Луна в последней четверти, появляется на небе в десять часов и тридцать минут. Его преподобие спит и видит во сне свой сад, потом просыпается, надевает платье, молится, стоя на коленях у окна и широко открытыми глазами глядя на золотой диск ноябрьского утра. На завтрак грудинка с капустой, горячий пунш, затем в кабинете трубка американского табака из Вирджинии, размышления над воскресной проповедью. Слышится лай собак. Звук этот задевает пастора за живое, как звон колоколов. Он открывает окно и выглядывает из кабинета на улицу. Там он видит Джорджа Пейса, своего слугу, со сворой собак, и мистера Астика, приехавшего из Тотлея, – обоих в предвкушении утренней охоты. Астик, прихлебывая из фляги, беседует с Пейсом.
– Здравствуйте, Астик. Давненько не было столь великолепного утра, правда?
– Такие утра, должно быть, ждут нас на небесах, верно, ваше преподобие?
– Тут никаких сомнений. Собаки наготове, Джордж?
– Вон как радуются. Ничего, сейчас угомонятся.
Шерсть у собак лоснится, они вертятся на месте, тихонько покусывая друг друга за горло. Пастора охватывает ощущение счастья, он мнит себя двадцатилетним.
– Мне нужно кое-что сказать доктору. А потом я в вашем распоряжении.
Джеймса он находит у него комнате, тот одевается.
– Прошу меня извинить за внезапное вторжение в столь ранний час.
– Я слышал лай, – отвечает Джеймс. – Собаки так и рвутся.
– Они прямо-таки созданы для такого утра.

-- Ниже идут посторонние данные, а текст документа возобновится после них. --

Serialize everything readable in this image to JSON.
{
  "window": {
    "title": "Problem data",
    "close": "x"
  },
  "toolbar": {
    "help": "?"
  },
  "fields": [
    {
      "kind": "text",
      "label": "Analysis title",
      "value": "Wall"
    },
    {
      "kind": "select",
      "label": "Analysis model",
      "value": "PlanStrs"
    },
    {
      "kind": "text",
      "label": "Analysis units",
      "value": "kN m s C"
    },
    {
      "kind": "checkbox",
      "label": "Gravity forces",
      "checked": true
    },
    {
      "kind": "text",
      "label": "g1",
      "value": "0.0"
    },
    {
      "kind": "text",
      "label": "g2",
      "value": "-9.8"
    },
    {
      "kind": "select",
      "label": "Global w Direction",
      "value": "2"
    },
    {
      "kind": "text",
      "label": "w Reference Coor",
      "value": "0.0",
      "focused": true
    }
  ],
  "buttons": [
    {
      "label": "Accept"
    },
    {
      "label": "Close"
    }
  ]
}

Впрочем, я явился к вам с поручением: хочу просить вас об одном одолжении. Вы ведь знаете, у нас заведено, что доктор Торн отворяет нам кровь в день ужина церковной десятины; так вот, бедняга упал с лошади, ушиб голову и приехать не может. Моя просьба сводится к следующему: не обяжете ли вы нас? Что до меня касается, то я мог бы и пропустить, но моя сестрица… – следует пауза.
Джеймс молча застегивает пуговицы у колен на своих бриджах. Под окном внизу заливаются лаем собаки. Пастор чувствует неловкость и пятится к двери со словами:
– Впрочем, это все пустое… пустое.
– Нет, отчего же, – говорит Джеймс. – Мы не можем расстраивать вашу сестру. – И они обмениваются улыбками. – Желаю удачной охоты.
– Не хотите ли присоединиться?
– Из меня никудышный охотник, к тому же я испытываю безотчетную нежность к зайцам. Да и нога моя, – он хлопает себя по колену, – станет вам помехой.